Dog neutering can be a great option for the pet owners who are not completely sure about the idea of altering their dogs. What exactly does it entail? How long does it take? It does depend upon the method you choose and what gender they are but the recovery time for dog neutering generally is around 2 months. There are other factors to this procedure you must be aware of and you should know the pros and cons of dog neutering.
There are various reasons why dog neutering recovery might occur. The reason for the surgery could be based on health concerns of both the owner and the dog. Sometimes the dog is just too much of a danger to be let alone with another dog, and there are other times when the owner is simply not sure if they even want to keep the dog.
The most common reason that dogs undergo dog neutering recovery is because their bladders are not able to hold anymore urine.
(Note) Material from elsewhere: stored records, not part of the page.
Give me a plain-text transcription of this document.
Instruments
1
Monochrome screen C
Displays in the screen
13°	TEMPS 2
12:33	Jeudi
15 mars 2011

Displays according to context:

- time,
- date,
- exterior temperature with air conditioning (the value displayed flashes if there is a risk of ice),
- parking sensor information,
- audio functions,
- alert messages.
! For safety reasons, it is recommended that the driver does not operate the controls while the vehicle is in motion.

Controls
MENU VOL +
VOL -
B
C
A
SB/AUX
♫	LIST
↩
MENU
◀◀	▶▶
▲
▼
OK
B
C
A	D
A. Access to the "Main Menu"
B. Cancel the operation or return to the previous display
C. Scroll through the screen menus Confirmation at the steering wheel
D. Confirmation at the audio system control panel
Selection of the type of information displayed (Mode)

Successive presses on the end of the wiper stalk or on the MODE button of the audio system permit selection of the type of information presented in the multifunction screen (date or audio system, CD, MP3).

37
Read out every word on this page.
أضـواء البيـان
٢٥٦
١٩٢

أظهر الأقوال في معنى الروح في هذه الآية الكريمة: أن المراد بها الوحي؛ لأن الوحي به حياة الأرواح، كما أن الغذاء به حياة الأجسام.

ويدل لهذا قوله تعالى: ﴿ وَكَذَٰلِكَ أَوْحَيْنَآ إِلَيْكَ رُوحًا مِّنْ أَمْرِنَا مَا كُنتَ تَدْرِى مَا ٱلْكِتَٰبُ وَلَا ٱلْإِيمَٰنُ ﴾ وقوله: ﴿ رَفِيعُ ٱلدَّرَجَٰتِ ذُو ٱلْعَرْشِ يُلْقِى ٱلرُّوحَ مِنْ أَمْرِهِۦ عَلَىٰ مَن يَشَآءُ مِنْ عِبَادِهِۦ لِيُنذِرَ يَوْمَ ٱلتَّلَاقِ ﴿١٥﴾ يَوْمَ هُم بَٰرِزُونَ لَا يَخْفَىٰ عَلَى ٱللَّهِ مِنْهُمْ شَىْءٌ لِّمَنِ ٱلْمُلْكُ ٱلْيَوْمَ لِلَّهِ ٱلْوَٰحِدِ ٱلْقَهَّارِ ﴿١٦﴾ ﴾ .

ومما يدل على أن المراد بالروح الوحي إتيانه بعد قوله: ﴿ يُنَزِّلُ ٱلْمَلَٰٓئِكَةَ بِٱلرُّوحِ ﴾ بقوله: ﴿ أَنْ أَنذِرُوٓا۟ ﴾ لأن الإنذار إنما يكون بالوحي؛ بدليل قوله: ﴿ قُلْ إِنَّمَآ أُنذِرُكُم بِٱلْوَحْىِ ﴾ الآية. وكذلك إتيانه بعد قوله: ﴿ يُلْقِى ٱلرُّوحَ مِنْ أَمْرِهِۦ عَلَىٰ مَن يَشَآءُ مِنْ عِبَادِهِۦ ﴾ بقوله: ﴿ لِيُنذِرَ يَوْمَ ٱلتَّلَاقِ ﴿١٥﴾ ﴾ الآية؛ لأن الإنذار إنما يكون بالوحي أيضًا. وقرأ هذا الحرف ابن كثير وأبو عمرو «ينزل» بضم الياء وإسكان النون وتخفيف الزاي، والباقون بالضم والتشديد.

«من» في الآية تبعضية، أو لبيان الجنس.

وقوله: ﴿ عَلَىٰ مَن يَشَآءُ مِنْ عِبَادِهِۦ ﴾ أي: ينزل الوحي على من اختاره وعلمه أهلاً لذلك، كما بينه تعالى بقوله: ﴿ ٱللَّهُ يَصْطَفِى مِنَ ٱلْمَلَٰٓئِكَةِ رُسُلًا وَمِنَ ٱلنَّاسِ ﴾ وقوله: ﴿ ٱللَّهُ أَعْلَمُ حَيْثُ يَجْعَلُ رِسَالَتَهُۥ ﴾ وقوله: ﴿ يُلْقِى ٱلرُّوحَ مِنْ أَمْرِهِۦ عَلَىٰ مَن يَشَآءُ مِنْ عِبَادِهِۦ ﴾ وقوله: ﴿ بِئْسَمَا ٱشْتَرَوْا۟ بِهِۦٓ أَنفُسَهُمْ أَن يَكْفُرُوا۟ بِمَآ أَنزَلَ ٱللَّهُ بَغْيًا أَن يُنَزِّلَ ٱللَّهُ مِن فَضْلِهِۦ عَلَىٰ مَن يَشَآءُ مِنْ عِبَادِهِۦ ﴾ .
You might hear this described as wetting the bed. The dog has basically urinated all over itself and this is very embarrassing for the owner. This is actually one of the most common problems in dogs and can easily be fixed by using some medication to reduce the swelling. The medication will help reduce the incision sites so that your dog doesn’t have to go through this process anymore. In most cases the incision will be reduced or healed in two to four days.
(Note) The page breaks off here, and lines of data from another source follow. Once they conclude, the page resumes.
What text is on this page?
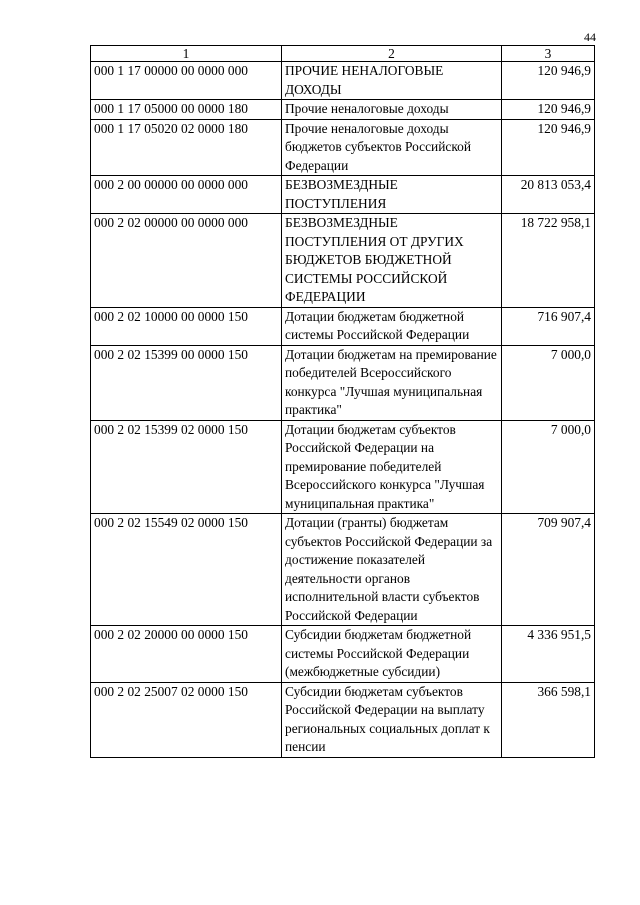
44
1	2	3
000 1 17 00000 00 0000 000	ПРОЧИЕ НЕНАЛОГОВЫЕ ДОХОДЫ	120 946,9
000 1 17 05000 00 0000 180	Прочие неналоговые доходы	120 946,9
000 1 17 05020 02 0000 180	Прочие неналоговые доходы бюджетов субъектов Российской Федерации	120 946,9
000 2 00 00000 00 0000 000	БЕЗВОЗМЕЗДНЫЕ ПОСТУПЛЕНИЯ	20 813 053,4
000 2 02 00000 00 0000 000	БЕЗВОЗМЕЗДНЫЕ ПОСТУПЛЕНИЯ ОТ ДРУГИХ БЮДЖЕТОВ БЮДЖЕТНОЙ СИСТЕМЫ РОССИЙСКОЙ ФЕДЕРАЦИИ	18 722 958,1
000 2 02 10000 00 0000 150	Дотации бюджетам бюджетной системы Российской Федерации	716 907,4
000 2 02 15399 00 0000 150	Дотации бюджетам на премирование победителей Всероссийского конкурса "Лучшая муниципальная практика"	7 000,0
000 2 02 15399 02 0000 150	Дотации бюджетам субъектов Российской Федерации на премирование победителей Всероссийского конкурса "Лучшая муниципальная практика"	7 000,0
000 2 02 15549 02 0000 150	Дотации (гранты) бюджетам субъектов Российской Федерации за достижение показателей деятельности органов исполнительной власти субъектов Российской Федерации	709 907,4
000 2 02 20000 00 0000 150	Субсидии бюджетам бюджетной системы Российской Федерации (межбюджетные субсидии)	4 336 951,5
000 2 02 25007 02 0000 150	Субсидии бюджетам субъектов Российской Федерации на выплату региональных социальных доплат к пенсии	366 598,1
Another reason dog neutering recovery occurs is due to nervousness about the operation. It’s hard to trust someone who isn’t familiar with the situation, and in many cases the dog is nervous enough to want to hide until after the surgery. Once the surgery is completed and the incision healed, you will find your pooch calm down and enjoying being around you again. The first few days after the surgery is when the calm down phase begins as your dog is still recovering from the operation and needs time to get used to your presence. If you start noticing your pet showing signs of nervousness then chances are he is still in the process of healing and is just trying to adjust to his new life.
It is important to note that this process is not just finished once the surgery has been performed. Depending on how fast you allow your pup to heal will determine how long the process will take, although it will generally take six weeks from the day of the surgery to full recovery. During the first week, the dog will need light exercise so that his incision sites won’t swell. During this time period it is important not to stretch the incision sites as they will be more susceptible to infection during this period.
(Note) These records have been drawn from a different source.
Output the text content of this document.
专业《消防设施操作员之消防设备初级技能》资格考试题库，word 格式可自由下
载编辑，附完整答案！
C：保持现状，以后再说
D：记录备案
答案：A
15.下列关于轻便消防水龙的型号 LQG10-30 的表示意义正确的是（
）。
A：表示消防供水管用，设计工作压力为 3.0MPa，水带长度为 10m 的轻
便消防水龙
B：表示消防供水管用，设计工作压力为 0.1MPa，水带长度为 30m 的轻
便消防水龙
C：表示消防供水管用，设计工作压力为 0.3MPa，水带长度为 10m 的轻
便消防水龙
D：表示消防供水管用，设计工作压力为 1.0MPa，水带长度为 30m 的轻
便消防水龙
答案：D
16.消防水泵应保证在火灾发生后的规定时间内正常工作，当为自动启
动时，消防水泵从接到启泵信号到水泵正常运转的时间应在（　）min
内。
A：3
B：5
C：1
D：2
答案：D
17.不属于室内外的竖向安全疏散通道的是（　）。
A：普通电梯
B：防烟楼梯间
As soon as you start noticing your dog showing signs of improvement then you can begin to increase the amount of walking your dog gets as well as adding a light exercise regimen. This helps to speed up the post-operation recovery period. You can expect your dog to be in pain for about seven to ten days after the operation but depending on how quickly you allow your dog to heal and the type of surgery he had will vary on how much pain he experiences. If the surgery was done by a veterinarian then the recovery period will be faster than if it was performed at home.
Many people also opt to have their dogs neutered even though they have been in their partner’s or family’s homes all their lives. The most common reason for this is because they want to start to show better behavior or feel more comfortable with the changes. The health benefits of dog neutering for both male and female dogs are undeniable. It does help to lessen aggressive tendencies, improves skin integrity, reduces hair loss, reduces odor, develops dentition and decreases shedding.
When it comes time to remove the stitches, it may be tempting to rough it out on your own, but it is not recommended. Do not try and remove the stitches yourself as this can result in additional scarring. Be sure to let the stitches heal for at least 14 days before attempting any kind of strenuous activity. If you plan to take your dog to the groomer or dog park, during the healing period make sure you arrange for someone to drop off your dog at the groomer’s while you tend to your own animals.